Loki wandte sich ab, irgendwie machten Balders Worte ihn wütend. Nicht nur, dass er die Geschichte mit Jotunheim vollkommen egoistisch hinausposaunt hatte, nein, nun wollte er sich auch noch verabschieden, als wäre das ihre letzte Reise ins Ungewisse, ohne Wiederkehr. Dabei würden sie auf jeden Fall wiederkehren. Sie mussten, denn Asgard brauchte Thor. Vanaheim brauchte Freya. Und Thor brauchte ...
Loki stockte. Brauchte Thor ihn? Brauchte Asgard ihn? Brauchte ihn überhaupt irgendjemand?

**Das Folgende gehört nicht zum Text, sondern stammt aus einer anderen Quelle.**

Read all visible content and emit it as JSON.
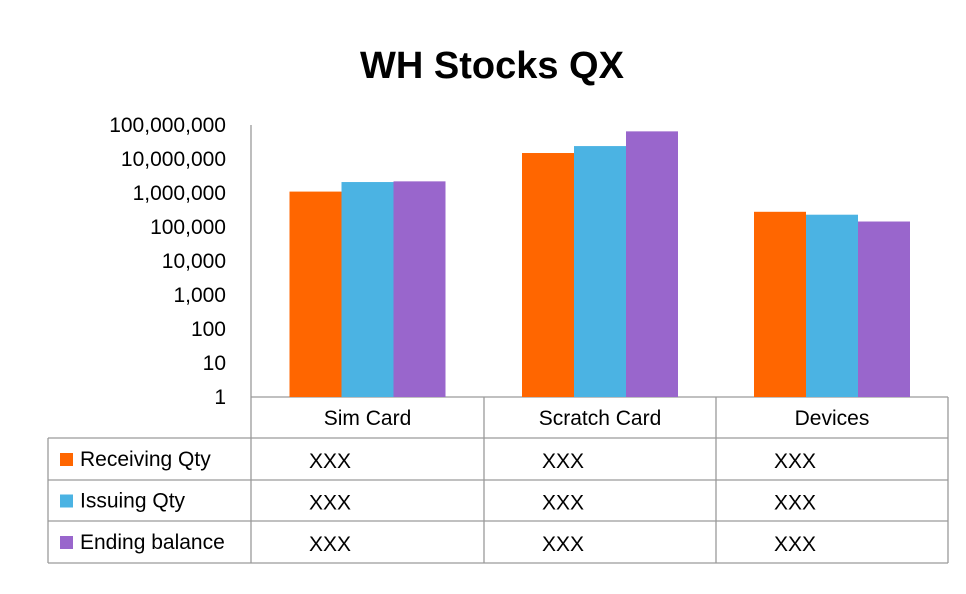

Mit einem Mal hielt er weder Balders Anwesenheit aus, noch ertrug er seine eigenen Gedanken. Ein wenig zu heftig schulterte er den Ledergurt mit Beuteln, machte ihn vehement fest und sparte sich einen Kommentar. Er öffnete die Tür und wies Balder mit einer überfreundlichen Geste nach draußen, ein nettes, knappes Lächeln auf den Lippen, das den Rest seiner Züge nicht erreichte. „Ich denke, wie müssen jetzt gehen. Nach dir ...."
Balder zögerte kurz, musterte Loki eindringlich; dann folgte er dessen Aufforderung ohne ein weiteres Wort.